George Washington, whom Brooks also praises, would be surprised that the rich are being asked to shoulder less of a burden. He supported excise taxes that would fall disproportionately on the wealthy. When he went to war, he brought his wife, Martha, to share the hard, cold winter of Valley Forge along with him.

The wealthy have a special responsibility. From those who have been given much, much will be asked. In a true republic, people of wealth and privilege are first in line to serve in government, go to war, contribute to the honor and glory of their country. They set the nation’s values. If what they value is money, money, money, then the country will follow.

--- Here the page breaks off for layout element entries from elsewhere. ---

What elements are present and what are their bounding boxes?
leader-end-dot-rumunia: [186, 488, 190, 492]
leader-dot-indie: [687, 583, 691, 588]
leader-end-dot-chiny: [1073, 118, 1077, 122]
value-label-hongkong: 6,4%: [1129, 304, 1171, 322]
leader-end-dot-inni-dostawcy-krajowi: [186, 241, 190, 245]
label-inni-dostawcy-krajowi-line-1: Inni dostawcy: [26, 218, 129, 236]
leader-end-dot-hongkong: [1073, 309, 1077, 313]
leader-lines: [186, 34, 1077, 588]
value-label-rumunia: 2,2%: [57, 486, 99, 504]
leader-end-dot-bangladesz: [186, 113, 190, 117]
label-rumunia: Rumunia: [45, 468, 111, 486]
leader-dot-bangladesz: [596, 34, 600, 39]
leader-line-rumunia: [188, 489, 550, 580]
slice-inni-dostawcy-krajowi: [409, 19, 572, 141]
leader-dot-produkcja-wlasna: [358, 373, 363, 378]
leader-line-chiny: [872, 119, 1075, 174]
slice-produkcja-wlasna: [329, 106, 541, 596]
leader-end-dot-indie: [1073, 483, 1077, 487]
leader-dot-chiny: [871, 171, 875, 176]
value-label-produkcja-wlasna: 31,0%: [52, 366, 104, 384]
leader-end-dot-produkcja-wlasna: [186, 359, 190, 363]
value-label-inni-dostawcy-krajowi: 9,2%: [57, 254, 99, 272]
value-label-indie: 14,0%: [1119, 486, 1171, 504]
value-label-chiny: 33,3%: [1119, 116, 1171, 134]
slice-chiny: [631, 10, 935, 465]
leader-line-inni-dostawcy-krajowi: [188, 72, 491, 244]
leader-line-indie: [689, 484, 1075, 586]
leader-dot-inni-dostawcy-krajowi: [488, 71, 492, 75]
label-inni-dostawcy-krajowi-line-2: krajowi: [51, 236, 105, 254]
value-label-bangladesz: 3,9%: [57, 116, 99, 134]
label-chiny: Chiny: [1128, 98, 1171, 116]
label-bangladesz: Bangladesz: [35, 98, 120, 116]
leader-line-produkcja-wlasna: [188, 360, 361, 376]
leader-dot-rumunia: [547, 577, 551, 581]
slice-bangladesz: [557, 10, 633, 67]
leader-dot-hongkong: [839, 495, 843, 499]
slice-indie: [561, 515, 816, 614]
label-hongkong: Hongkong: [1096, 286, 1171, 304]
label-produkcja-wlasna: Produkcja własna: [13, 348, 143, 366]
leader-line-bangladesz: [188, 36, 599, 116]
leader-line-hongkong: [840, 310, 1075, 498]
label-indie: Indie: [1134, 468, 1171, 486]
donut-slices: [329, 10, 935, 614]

After 9/11, George Bush asked us to shop. At just the moment when he could have called us to a cause greater than ourselves, he (apparently on the advice of Karl Rove) urged us to step up for new TVs and designer bags rather than for the public good.

So if Brooks really wants to put an end to the politics of solipsism, he must take on the Republican party itself, which has done so little to cultivate the virtues of service, sacrifice, and commitment to country.

Please don’t lecture us about solipsism and republican virtues when it’s Republicans who are the ones who have made such a virtue of self interest.